Ricorso Inammissibile: Quando l’Appello si Basa su un Errore di Fatto
L’ordinanza della Corte di Cassazione che analizziamo oggi offre uno spunto fondamentale sull’importanza della precisione e della diligenza nella presentazione delle impugnazioni. Un errore di valutazione sui fatti processuali può portare a una declaratoria di ricorso inammissibile, con conseguenze economiche significative per l’imputato. Il caso riguarda un appello basato sulla presunta mancata concessione di un beneficio penale che, in realtà, era già stato accordato.
I Fatti del Caso
La vicenda processuale ha origine dal ricorso presentato dall’avvocato di un imputato avverso una sentenza della Corte d’Appello di Roma. Il nucleo centrale del ricorso era una presunta violazione di legge e un vizio di motivazione relativo alla mancata applicazione del beneficio della sospensione condizionale della pena. Secondo la difesa, i giudici di merito avrebbero errato nel non concedere tale beneficio, ritenuto un diritto dell’imputato.
Il ricorrente, quindi, si è rivolto alla Suprema Corte per ottenere l’annullamento della sentenza impugnata, confidando di veder riconosciuta la propria pretesa e la conseguente sospensione della pena inflittagli.
La Decisione della Corte di Cassazione e il ricorso inammissibile
La Settima Sezione Penale della Corte di Cassazione, esaminati gli atti, ha rigettato completamente le argomentazioni della difesa. Con una decisione tanto sintetica quanto netta, i giudici hanno dichiarato il ricorso inammissibile.
Questa pronuncia non entra nel merito della questione, ma si ferma a un livello preliminare: la verifica dei presupposti stessi dell’impugnazione. La Corte ha rilevato un errore fondamentale che viziava l’intero impianto accusatorio del ricorso, rendendolo non meritevole di un esame più approfondito.
Le Motivazioni della Decisione
Il cuore della decisione risiede nella constatazione che il motivo del ricorso era “manifestamente infondato”. La Corte ha infatti accertato che, contrariamente a quanto sostenuto dal ricorrente, il beneficio della sospensione condizionale della pena era già stato concesso sin dalla sentenza di primo grado.
L’appello si basava, quindi, su un presupposto fattuale errato. L’imputato lamentava la mancata concessione di qualcosa che in realtà già possedeva. Questo errore palese ha reso l’intera impugnazione priva di qualsiasi fondamento logico e giuridico. La Cassazione, rilevata questa evidente discrepanza, non ha potuto fare altro che dichiarare l’inammissibilità del ricorso.

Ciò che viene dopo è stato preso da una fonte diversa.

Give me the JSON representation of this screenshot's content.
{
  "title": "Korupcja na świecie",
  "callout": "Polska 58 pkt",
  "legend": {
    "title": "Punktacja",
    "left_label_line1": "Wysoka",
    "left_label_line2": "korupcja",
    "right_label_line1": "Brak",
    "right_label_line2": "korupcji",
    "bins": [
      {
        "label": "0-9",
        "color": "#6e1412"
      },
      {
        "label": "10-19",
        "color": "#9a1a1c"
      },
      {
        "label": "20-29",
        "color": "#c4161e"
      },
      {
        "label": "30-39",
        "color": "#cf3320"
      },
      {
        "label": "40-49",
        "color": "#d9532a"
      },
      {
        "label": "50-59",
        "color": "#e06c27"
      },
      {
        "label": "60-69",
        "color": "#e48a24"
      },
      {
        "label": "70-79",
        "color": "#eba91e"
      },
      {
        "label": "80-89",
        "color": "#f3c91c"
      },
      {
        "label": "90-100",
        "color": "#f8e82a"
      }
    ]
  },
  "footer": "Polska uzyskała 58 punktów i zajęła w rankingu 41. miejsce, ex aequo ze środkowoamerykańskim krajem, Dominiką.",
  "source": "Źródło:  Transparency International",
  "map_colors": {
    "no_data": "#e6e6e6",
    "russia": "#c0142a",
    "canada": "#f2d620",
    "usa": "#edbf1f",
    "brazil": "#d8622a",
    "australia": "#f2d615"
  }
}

Di conseguenza, la Corte ha condannato il ricorrente non solo al pagamento delle spese processuali, ma anche al versamento di una somma di tremila euro in favore della Cassa delle ammende, come sanzione per aver adito la giustizia con un ricorso palesemente infondato.
Le Conclusioni e le Implicazioni Pratiche
Questa ordinanza ribadisce un principio cruciale nel diritto processuale penale: la necessità di un’accurata verifica degli atti prima di presentare un’impugnazione. Un ricorso inammissibile non solo non produce alcun effetto positivo per l’assistito, ma comporta anche conseguenze negative, come l’addebito delle spese e il pagamento di sanzioni pecuniarie.
Il caso evidenzia come un errore di lettura o di interpretazione degli atti processuali precedenti possa inficiare l’intero percorso di impugnazione. Per i professionisti del diritto, ciò sottolinea l’importanza di una scrupolosa diligenza e di un’analisi approfondita di tutte le fasi del giudizio prima di rivolgersi alla Corte di Cassazione. Per i cittadini, è un monito a comprendere che l’accesso alla giustizia è un diritto da esercitare con serietà e cognizione di causa.
Perché il ricorso è stato dichiarato inammissibile?
Il ricorso è stato dichiarato inammissibile perché manifestamente infondato. L’appellante lamentava la mancata concessione della sospensione condizionale della pena, ma questo beneficio gli era già stato concesso nel giudizio di primo grado.
Qual è la conseguenza di un ricorso inammissibile in questo caso?
La conseguenza è stata la condanna del ricorrente al pagamento delle spese processuali e di una somma di tremila euro a favore della Cassa delle ammende.
Cosa significa che un motivo di ricorso è manifestamente infondato?
Significa che il motivo addotto a sostegno dell’impugnazione è palesemente privo di qualsiasi base fattuale o giuridica, tanto da rendere l’esame nel merito superfluo.